Call to Prayer: Can prayer make your family unique?
Posted on July 5, 2019 by Jon Trotter
By Michael and Ruthy
Recently we were doing a family activity of identifying the three words that make our family unique. Along with other words such as the country where we served, and adventure, our 7-year old contributed that “we pray about where to go.”
Growing in prayer is one of the most significant things that defines our past ten years of life and ministry. Our experiences in prayer have changed us and marked us in ways that will impact us for the rest of our lives. We want to teach and train our children how to live a life of prayer, where the default in every situation and circumstance is to draw near to God and listen and watch for his words of comfort, discipline and guidance.
Our priority on prayer is guided by clear biblical principles. We emphasize the fact that God hears our prayers and that we can hear from him. We read in 2 Chronicles 20:12, “We do not know what to do, but our eyes are on You.” In listening to the Holy Spirit we are connecting with the one who is always faithful and good, full of grace and truth.
But principles are not enough; we need to practice. We realize that obedience is required. The obedience of praying: listening, asking and believing for the things God shows us. And the obedience of action: doing what God tells us to do.
Steve Horst leads his children in expressive prayer practices that he and his wife Bethany have used to develop the family’s prayer life. Courtesy photos
We are spurred on as we hear the stories of others who have lived lives of prayer and as we hear testimonies of God’s answers to prayers for physical and emotional healing, financial provision, relational reconciliation and guidance from the Holy Spirit. Here are a few family-friendly prayer ideas that we have used to develop our family prayer life:
Pray using a map
Wall or floor maps are great, the bigger the better! Prayers can be written on sticky notes and placed on or around the map. Alternately, toys or objects (readily available in a basket) can also be placed on the map as prompts for prayer.
Use a poster board and allow every child to add their picture/prayer. Pictures make it easy to go back and review things for which you have been praying.
Use starter prayers
Have some kind of short phrase that is the beginning of a prayer, i.e. “Lord, I bless ___ with …” Let the kids fill in the rest.
Set times to only praise/bless
Such specific parameters can help children to understand that prayer is more than asking. Blessing prayers also underscore the issue of our authority in Jesus as we pray.

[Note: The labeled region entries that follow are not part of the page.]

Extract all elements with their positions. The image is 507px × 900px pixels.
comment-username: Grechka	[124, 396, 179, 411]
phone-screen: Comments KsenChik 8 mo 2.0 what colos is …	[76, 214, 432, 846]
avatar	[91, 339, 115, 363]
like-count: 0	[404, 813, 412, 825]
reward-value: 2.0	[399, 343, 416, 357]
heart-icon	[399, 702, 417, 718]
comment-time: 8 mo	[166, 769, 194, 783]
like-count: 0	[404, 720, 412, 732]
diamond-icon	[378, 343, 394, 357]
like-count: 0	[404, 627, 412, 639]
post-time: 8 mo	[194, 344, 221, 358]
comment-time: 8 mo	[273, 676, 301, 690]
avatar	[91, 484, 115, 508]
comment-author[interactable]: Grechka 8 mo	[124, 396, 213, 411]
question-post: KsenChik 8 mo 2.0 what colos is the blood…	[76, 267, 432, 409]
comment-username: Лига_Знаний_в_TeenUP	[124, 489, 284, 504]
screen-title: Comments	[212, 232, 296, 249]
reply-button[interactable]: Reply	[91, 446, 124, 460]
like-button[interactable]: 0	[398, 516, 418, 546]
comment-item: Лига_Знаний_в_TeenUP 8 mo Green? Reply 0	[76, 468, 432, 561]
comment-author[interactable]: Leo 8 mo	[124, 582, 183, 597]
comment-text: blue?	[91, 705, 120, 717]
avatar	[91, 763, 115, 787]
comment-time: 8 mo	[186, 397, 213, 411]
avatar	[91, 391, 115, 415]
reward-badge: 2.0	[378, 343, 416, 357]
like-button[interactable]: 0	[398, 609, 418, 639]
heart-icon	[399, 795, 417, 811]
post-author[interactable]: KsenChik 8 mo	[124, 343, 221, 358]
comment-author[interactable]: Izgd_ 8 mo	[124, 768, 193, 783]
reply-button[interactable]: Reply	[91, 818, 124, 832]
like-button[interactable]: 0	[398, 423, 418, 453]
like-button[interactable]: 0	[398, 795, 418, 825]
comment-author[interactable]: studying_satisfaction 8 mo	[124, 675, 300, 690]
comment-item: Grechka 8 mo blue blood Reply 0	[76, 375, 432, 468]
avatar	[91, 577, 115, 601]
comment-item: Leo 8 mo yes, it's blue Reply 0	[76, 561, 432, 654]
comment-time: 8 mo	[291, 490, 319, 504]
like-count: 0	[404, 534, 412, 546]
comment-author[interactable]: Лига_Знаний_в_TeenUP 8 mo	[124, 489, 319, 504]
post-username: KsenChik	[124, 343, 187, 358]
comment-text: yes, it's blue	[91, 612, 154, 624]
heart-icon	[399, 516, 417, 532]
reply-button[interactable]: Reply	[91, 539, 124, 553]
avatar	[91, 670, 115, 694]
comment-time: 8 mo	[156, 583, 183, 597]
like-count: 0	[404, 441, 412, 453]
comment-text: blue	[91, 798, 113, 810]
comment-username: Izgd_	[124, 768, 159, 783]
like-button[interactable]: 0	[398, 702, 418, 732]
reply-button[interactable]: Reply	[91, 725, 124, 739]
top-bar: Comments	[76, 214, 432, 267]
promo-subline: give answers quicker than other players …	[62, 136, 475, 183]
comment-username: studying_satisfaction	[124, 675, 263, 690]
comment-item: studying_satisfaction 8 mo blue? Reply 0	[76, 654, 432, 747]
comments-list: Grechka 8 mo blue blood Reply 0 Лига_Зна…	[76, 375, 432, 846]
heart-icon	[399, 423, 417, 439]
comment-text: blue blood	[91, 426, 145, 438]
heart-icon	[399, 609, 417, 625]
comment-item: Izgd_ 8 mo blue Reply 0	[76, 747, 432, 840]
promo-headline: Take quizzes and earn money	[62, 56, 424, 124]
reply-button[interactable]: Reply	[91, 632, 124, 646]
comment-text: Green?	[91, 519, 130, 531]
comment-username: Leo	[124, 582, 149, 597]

Gather and distribute prayer requests
Choose a means of gathering requests. Write them out, mix them up and pass them out. Every individual or cluster then prays for the request they have received. Additionally, if prayers pertained to a particular person, short follow up notes of encouragement can be sent.
Research and pray
Have children do some research on a specific social reality or people, and pray out of what has been learned.
Make it an everyone plays ball game
Identify a prayer topic. Allow one person holding a ball to pray and then toss the ball to the next person, etc. This is a great way to get the introverts speaking out loud!
Act out prayers
Physical acts can help us to focus, and can bring a prophetic dimension to our praying. Examples: pour out perfume or water, construct or break things (with Legos), do actions with your body, walk to certain places…
Sing and dance
Prayer and physical expressions of worship are intimately linked. Emphasize freedom of voice and movement.
Adapted from: Children Can You Hear Me: How to Hear and See God by Brad Jersak and Eyes that See and Ears that Hear by Jennifer Toledo
Having completed ten years of service in South Asia, in partnership with EMM, Michael and Ruthy and their family are discerning future ministry.